TODOS COMETEMOS GAFES, até chefes de estado, al-guns deles pelo simples fato de se candidatarem. No funeral de Charles De Gaulle, Richard Nixon declarou ser aquele um grande dia para a França. Uma vez Jacques Chirac disse que estava contente por receber o presidente do México, Fernando Henrique Cardoso. E Dan Quayle, ex-vice dos EUA, deu tantos foras, que só podia mesmo dizer: “Mereço respeito pelas coisas que não fiz”.
Mas não é só falando que cometemos gafes. Meu tio, fazendeiro, se arrependeu de ter levado um peão para jantar num restaurante de luxo. Primeiro, o homem atacou de garfo e faca aquele rolinho de guardanapo fumegante. Depois, tomou duas colhera-das da lavanda. Em um velório um tipo assim é capaz de assoprar as velas, cantar parabéns e cortar o morto.
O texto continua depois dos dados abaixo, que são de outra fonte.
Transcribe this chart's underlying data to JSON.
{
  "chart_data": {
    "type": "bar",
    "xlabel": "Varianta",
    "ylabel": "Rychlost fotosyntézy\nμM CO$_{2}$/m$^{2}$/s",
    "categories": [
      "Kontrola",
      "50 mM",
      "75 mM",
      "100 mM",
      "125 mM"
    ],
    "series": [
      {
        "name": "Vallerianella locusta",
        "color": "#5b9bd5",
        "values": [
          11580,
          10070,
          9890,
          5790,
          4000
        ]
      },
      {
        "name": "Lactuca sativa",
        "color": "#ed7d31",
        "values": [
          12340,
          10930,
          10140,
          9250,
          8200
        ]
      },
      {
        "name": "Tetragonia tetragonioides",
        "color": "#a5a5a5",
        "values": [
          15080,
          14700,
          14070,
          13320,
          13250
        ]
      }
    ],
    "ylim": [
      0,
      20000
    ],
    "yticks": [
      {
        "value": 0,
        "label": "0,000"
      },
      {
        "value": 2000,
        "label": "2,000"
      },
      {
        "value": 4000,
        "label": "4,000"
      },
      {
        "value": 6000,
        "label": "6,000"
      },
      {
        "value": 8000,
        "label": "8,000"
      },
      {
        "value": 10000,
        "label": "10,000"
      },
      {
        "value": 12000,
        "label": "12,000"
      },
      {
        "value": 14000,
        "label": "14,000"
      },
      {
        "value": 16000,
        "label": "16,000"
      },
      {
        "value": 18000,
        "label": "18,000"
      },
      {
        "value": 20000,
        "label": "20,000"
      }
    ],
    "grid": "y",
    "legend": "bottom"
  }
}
Também já cometi outras gafes, além de escrever crônicas como esta. Das férias de infância em Águas da Prata, me recordo do almoço na casa do filho de um rico empresário de São Paulo. Fiz tudo direitinho, imitando o que os outros faziam, até chegar a sobre-mesa: mangas descascadas que os comensais começaram a chupar segurando com as pontas dos dedos. Ainda imitando, deixei de lado os talheres de prata e segurei a lisa com ambas as mãos.
Segurei não, apertei com força para disfarçar as mãos trêmulas. Vupt! Depois de bater em meu pescoço, como bola na trave, a manga fez gol na gola da camisa. O século seguinte eu passei caçando uma manga que fugia sob minha roupa, ao som nada aristocrático das gargalhadas presentes.
Com a tecnologia o dano causado por nossas gafes ganhou um palco. No filme, o palestrante vai ao banheiro com o microfone de lapela ainda ligado, para o delírio da plateia. Como a vida imita a arte, também já fiz isso no intervalo de uma palestra. Felizmente desliguei a tempo, e meu público pôde continuar dormindo sossegado.
O e-mail foi inventado para cometermos gafes a nível global. Não raro esse garoto eletrônico de recados levar a mensagem para a pessoa errada. Ou para a multidão errada. Nos EUA, um relatório médico reservado sobre problemas mentais de quarenta cadetes de uma academia da força aérea, foi parar na caixa postal dos outros 4.400 cadetes. O médico digitou um endereço de distribuição coletiva, ao invés de digitar o e-mail do colega.
Enviar e-mail é como espirrar: você nunca sabe quem irá contaminar. Qualquer um pode, por engano ou má fé, remeter um e-mail seu para todos os habitantes deste planeta. Ou de outro, se a pessoa que você criticou morar lá.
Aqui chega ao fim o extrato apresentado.